Van alle vormen van bestuur in Nederland voldoet alleen het gemeentelijke bestuur aan deze 6
vereisten. De provincie voldoet aan alle kenmerken behalve de laatste. Het enige verschil is dat de
provincie de intermediair (het midden) is tussen Rijk en gemeenten, en de gemeente de onderste
schakel van het algemeen bestuur.
1.2 – Lokaal bestuur: zelfbestuur en medebestuur
Oorspronkelijk was het zo dat de gemeente het eigen bestuur is van de burgers. Het bestuur van
lokale gemeenschapen van burgers die op elkaar betrokken zijn. Die burgers beslissen zelf over hun
eigen directe leefomgeving via verkiezingen van de gemeenteraad. De uitspraak dat de gemeente het
bestuur is dat het dichtst bij de burger staat, of ook wel: de ‘eerste overheid’ is, suggereert dat
burgers sterk bij het gemeentebestuur betrokken zijn, zelfs sterker dan bij andere overheden (zoals
het waterschap, provincies en de nationale en Europese overheden.

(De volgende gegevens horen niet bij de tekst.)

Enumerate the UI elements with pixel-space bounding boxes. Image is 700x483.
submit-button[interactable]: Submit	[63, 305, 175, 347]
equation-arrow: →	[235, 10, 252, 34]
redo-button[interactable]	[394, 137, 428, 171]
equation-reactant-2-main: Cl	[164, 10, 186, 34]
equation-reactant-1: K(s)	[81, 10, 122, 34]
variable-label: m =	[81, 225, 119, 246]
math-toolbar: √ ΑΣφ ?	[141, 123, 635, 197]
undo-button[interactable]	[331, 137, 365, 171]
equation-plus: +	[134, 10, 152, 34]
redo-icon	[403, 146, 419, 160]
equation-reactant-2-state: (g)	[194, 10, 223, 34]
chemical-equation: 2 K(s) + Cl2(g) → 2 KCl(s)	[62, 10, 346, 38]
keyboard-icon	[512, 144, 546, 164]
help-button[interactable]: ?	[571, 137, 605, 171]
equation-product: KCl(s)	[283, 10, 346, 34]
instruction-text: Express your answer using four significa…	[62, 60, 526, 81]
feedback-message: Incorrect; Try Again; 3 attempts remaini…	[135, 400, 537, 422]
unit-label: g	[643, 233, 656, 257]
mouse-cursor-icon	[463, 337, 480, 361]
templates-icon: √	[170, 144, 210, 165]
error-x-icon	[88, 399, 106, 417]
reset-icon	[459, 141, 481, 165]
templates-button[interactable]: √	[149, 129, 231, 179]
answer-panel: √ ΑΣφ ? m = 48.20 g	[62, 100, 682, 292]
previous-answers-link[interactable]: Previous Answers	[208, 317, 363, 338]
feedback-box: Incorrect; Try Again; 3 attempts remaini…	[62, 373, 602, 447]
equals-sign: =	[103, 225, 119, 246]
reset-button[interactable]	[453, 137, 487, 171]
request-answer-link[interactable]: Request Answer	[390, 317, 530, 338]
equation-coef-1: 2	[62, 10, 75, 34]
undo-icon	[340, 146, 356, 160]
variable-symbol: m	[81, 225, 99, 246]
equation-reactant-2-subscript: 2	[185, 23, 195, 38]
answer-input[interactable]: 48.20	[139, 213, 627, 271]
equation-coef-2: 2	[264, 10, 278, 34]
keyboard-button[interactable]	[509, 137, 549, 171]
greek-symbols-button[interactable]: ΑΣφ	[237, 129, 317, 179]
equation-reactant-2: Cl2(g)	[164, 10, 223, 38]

De praktijk is wat ingewikkelder. Voor sommige zaken is inderdaad de gemeente het dichtst bij, zeker
als het om de directe leefomgeving van burgers gaat, zoals het ophalen van huisvuil (al doet vrijwel
geen gemeente dit meer zelf maar deze taak is overgedragen aan een intergemeentelijk
1
, samenwerkingsverband of uitbesteed). Ook houden ze plantsoenen en parken bij, leggen ze lokale
wegen aan en beslissen ze over verkeersdrempels. De gemeente keert ook bijstandsuitkeringen uit
en zij is verantwoordelijk voor een groot deel van de zorgtaken: zorg voor zieken en ouderen, hulp
bij het vinden van werk en de jeugdzorg.
Op andere terreinen die de burger direct raken, zijn echter andere overheden verantwoordelijk:
veiligheid is voor een groot deel nationaal beleid, net als inkomsten- en belastingbeleid. Daar raakt
de nationale overheid de burger meer dan de lokale overheid en staat zij ‘dichter’ bij de burger. Dat
verklaart ook dat de burger soms meer in nationale dan in lokale politiek is geïnteresseerd.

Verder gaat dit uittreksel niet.